USA 24

Nearly 1 in 5 women quit jobs from menopause

Wellness expert and TV host Brooke Burke says menopause symptoms can be dismissed as “normal,” and she’s backing a new Menopause Time Off initiative after a survey found nearly 1 in 5 U.S. women left jobs or retired early due to symptoms.

The first warning signs didn’t arrive with a spotlight—just quietly, then all at once. Brooke Burke, a TV host and wellness expert, says she started noticing “brain fog, fatigue [and] disrupted sleep” and caught herself wondering, “is this just my 40s?”

For many women, she said, the struggle isn’t only the symptoms. It’s the silence around them.

“We didn’t have a language for it,” Burke said. “There was a little bit of shame, a little bit of mystery… people just weren’t talking about it.”

Now, a new survey of more than 1,000 U.S. women is putting that workplace reality into numbers—and Burke is using her platform to push for a policy that treats menopause like a health issue that deserves support.

The survey found that nearly 1 in 5 women say they’ve left a job or retired early due to menopause symptoms. It also found that 62% of respondents said their symptoms impacted their performance or career growth. Those symptoms, the report estimates, contribute to $5.4 billion in lost productivity each year.

Burke ties that toll directly to what women hear—or don’t hear—at work. She said the most frustrating dismissal she faced was being told her experience was simply normal.

“When women think something is ‘normal,’ they just deal with it,” she explained. “I don’t believe that. There’s so much we can do.”

That message is at the center of her support for a new Menopause Time Off initiative, which aims to create flexible, symptom-related leave for women during menopause—similar to how mental health days are treated.

Burke’s own turning point, she said, came from getting more precise rather than pushing through. She credited deeper hormone testing and treatment, saying, “As soon as I started HRT, it was a game changer for me.” In her account, it helped her “navigate what was happening in my body.”

Her approach now is built around taking the body seriously and investigating what’s actually going on. “Be a detective of your own body,” Burke said, emphasizing that women shouldn’t rely on guesswork when treatment options may be available.

She points to practical steps that she says made a difference, even without one magic fix. They include strength training—she said she’s “lifting heavier—not to build muscle, but to protect it”—and prioritizing sleep because “we have to sleep to recover. That’s non-negotiable.”

Burke also recommends lower-impact movement such as yoga, walking, and mobility work over high-intensity stress. She adds hormone testing as a way to anchor decisions in science: “There’s science behind this—you don’t have to guess.”

And she keeps returning to a daily check-in, framing it as a question that can change everything: “How do I feel when I wake up—and why?
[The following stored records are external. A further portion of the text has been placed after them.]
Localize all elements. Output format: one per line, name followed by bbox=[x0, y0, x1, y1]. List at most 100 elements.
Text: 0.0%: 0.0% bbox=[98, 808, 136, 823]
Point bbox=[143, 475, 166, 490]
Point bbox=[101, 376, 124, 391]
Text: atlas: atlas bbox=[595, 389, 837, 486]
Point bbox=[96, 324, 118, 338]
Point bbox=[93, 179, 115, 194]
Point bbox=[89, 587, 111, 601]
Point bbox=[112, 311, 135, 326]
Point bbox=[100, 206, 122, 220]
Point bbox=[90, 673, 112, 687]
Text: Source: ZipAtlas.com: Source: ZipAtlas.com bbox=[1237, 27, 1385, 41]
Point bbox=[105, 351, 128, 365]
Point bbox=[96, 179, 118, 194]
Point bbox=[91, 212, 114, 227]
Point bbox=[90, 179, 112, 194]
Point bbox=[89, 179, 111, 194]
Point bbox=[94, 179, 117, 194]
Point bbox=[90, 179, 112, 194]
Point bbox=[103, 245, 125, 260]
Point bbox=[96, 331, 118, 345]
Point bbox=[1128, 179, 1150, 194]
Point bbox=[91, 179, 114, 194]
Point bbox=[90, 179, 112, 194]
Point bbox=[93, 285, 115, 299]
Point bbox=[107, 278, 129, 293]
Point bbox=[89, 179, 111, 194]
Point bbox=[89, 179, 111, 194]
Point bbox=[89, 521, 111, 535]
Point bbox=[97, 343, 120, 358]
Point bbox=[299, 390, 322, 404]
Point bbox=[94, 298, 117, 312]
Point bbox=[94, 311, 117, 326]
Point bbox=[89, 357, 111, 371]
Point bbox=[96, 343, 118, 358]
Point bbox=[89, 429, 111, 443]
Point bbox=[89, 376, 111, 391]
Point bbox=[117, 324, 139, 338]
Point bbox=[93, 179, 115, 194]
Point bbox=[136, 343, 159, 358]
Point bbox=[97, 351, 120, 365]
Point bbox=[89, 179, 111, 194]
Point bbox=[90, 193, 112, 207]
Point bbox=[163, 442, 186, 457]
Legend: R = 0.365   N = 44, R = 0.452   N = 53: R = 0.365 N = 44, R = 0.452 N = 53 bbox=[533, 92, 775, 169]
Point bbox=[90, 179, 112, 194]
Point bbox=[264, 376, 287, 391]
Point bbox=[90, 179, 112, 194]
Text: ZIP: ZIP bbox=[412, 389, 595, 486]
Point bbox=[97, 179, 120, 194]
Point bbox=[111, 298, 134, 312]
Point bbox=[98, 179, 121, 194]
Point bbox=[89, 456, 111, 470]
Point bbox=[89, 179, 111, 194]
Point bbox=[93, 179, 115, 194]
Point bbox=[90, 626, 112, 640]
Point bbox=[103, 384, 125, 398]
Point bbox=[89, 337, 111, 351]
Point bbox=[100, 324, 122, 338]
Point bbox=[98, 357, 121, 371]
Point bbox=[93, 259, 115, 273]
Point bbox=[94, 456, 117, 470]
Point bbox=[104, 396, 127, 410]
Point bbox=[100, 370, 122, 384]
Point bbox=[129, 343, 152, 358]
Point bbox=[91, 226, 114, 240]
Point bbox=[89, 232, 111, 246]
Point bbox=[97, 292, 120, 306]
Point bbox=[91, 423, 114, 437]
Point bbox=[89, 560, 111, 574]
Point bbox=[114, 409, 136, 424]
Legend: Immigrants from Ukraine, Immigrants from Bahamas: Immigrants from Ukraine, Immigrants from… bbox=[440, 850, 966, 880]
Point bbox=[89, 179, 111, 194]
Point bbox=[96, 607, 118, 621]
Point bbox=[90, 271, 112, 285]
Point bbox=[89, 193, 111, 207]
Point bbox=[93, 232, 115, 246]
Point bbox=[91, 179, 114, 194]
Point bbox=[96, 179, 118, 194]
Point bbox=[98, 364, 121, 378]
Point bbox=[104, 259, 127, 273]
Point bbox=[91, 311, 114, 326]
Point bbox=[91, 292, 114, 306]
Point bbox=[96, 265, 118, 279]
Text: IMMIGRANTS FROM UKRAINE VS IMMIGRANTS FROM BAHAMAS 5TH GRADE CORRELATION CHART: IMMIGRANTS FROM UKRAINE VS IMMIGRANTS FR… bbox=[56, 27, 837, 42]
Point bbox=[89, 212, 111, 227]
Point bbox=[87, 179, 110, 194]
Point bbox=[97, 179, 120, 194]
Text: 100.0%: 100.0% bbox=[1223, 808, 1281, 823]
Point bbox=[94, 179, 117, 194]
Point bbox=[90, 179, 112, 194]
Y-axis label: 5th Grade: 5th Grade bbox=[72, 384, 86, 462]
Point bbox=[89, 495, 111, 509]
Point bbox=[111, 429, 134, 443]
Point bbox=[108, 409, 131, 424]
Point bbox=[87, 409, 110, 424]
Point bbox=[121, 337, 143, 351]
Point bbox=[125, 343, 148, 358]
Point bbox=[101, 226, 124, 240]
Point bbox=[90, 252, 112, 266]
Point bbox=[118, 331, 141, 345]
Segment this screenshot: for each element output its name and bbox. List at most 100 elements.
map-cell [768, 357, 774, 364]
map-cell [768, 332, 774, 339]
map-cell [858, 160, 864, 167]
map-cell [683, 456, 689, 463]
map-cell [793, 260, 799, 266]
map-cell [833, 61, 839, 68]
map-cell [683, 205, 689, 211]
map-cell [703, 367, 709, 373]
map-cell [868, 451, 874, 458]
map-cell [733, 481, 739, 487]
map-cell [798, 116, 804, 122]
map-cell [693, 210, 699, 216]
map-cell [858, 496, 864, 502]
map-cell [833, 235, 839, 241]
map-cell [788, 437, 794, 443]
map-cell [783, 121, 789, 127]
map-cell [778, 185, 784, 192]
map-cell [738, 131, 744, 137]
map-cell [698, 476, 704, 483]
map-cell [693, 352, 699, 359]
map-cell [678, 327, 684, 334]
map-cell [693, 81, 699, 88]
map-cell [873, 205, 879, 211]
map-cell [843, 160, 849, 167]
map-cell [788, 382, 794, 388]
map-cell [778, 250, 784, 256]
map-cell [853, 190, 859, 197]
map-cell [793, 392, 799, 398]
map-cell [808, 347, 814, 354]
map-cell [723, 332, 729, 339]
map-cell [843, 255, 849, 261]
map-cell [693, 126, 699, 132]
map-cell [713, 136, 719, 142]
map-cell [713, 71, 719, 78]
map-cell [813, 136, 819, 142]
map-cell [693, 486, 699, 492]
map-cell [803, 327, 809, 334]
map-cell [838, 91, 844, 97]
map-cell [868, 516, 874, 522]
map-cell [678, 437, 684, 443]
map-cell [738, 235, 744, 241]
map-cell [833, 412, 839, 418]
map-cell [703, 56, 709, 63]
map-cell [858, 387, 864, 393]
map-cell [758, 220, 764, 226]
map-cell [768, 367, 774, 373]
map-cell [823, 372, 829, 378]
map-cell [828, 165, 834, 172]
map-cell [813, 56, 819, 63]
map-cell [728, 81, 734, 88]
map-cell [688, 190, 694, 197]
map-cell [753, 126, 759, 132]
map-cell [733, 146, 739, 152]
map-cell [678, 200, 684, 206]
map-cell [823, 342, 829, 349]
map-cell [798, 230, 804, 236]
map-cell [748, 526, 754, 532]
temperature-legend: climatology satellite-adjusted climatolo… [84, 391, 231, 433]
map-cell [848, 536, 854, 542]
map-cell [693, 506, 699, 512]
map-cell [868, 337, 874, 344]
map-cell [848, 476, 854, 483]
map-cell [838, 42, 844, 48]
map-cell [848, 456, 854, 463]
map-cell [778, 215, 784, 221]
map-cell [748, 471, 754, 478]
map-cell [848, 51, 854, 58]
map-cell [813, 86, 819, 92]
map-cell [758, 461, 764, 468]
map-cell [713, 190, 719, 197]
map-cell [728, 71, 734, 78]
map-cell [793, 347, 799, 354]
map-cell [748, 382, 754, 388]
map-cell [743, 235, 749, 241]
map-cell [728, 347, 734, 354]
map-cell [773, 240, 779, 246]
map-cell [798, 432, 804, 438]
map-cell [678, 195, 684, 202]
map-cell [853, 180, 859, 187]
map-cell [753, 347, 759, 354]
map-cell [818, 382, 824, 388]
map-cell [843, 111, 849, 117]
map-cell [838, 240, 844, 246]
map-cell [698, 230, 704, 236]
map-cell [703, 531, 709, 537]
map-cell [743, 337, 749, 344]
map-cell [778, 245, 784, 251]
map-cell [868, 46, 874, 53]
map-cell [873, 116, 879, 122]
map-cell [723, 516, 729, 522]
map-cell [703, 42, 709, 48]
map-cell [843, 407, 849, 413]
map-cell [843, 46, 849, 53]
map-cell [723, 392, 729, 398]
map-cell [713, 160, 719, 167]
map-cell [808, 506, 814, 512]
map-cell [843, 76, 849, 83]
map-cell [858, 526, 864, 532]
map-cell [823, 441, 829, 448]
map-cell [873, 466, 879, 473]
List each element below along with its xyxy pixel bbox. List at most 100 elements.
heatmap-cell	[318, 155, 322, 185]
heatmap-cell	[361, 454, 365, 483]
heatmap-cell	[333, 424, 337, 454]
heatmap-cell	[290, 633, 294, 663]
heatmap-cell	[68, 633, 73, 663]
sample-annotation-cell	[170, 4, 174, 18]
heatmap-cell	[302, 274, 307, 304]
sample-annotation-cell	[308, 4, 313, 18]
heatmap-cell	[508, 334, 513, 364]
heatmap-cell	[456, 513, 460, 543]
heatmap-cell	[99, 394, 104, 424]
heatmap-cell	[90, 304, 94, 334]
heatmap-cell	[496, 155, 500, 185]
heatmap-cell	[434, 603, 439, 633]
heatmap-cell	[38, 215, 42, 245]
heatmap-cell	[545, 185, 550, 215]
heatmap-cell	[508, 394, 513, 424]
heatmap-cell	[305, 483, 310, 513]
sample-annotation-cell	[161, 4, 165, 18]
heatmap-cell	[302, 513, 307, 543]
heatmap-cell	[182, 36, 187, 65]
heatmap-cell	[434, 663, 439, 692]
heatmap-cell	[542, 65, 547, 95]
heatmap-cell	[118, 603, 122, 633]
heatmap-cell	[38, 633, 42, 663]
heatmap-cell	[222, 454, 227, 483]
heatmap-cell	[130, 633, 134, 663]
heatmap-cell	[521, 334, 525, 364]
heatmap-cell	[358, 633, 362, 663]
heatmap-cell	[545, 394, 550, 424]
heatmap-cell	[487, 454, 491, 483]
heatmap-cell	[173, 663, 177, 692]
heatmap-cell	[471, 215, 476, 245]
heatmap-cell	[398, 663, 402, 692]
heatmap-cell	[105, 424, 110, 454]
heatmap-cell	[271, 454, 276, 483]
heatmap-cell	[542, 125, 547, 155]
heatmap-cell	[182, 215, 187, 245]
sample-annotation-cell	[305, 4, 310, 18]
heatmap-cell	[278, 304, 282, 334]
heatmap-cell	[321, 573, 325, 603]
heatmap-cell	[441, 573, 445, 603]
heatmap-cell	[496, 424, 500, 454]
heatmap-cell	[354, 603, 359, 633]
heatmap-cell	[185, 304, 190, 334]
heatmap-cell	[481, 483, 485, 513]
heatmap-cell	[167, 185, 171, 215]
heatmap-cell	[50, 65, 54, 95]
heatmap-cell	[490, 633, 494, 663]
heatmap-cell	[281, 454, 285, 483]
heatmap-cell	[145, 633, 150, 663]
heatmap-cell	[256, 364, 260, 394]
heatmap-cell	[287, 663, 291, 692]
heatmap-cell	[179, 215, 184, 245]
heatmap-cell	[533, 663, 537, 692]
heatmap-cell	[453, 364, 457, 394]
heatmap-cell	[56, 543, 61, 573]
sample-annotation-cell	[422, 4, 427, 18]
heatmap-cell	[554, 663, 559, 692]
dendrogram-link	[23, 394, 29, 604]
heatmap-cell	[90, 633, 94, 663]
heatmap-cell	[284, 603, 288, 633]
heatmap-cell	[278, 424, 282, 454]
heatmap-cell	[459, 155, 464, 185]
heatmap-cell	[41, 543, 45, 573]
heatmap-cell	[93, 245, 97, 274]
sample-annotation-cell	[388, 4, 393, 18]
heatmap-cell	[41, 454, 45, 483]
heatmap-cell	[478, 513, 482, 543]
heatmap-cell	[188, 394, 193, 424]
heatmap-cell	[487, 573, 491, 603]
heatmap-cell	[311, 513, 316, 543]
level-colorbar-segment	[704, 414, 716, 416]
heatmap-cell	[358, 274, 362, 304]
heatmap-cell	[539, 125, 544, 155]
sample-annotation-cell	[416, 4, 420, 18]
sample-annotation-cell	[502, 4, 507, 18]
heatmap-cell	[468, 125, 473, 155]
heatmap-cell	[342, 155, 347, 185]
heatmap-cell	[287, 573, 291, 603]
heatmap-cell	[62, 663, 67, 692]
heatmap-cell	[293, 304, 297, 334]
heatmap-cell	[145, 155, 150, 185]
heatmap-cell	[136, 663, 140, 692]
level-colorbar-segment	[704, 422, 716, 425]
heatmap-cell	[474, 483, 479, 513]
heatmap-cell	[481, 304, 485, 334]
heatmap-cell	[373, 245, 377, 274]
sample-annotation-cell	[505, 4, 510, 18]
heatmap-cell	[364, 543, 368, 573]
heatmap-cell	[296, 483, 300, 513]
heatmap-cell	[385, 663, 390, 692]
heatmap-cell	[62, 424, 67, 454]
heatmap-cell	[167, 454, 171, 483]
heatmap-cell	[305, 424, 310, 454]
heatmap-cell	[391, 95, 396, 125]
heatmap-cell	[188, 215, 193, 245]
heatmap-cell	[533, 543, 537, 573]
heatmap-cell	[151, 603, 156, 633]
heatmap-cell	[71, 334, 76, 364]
That question changes everything,” she said.

Taken together, the survey results and Burke’s experience paint a consistent picture: symptoms are widespread, they affect careers, and the lack of workplace language often leaves women dealing with problems alone until they can’t ignore them.

Burke said advocates are calling for more flexibility, better policies, and open conversations, especially as menopause becomes what she describes as a “decade-long phase of life.” Her argument is blunt: “We get time off for mental health. Why aren’t we supporting women through menopause?”

For women navigating symptoms like brain fog, sleep disruption, hot flashes, fatigue, weight changes, and mood shifts, Burke’s message is to start with data, not guesswork—beginning with hormone testing and physician-led care.

In the Menopause Time Off concept, the goal is straightforward: give women a pathway to take leave when symptoms make work harder, instead of forcing them to absorb it without support.

Brooke Burke menopause Menopause Time Off workplace policy HRT hormone testing lost productivity women’s health brain fog sleep disruption

4 Comments

  1. I don’t get it, isn’t menopause just a normal part of aging? Like we all know it happens. If 1 in 5 quit then maybe the workplaces are just bad in general, not necessarily the symptoms.

  2. Brain fog and sleep getting messed up is real though. My friend said her manager told her to just drink water and stop complaining which like… ok sure. Also $5.4 billion lost productivity sounds made up but I believe women feel pushed out.

  3. Menopause has been around forever and now it’s a policy thing? I mean, mental health days are one thing but menopause leave feels like it’ll turn into another HR checkbox. Also 62% impacted performance?? that feels high, like did they survey the whole country or just one random group at Brooke Burke’s show?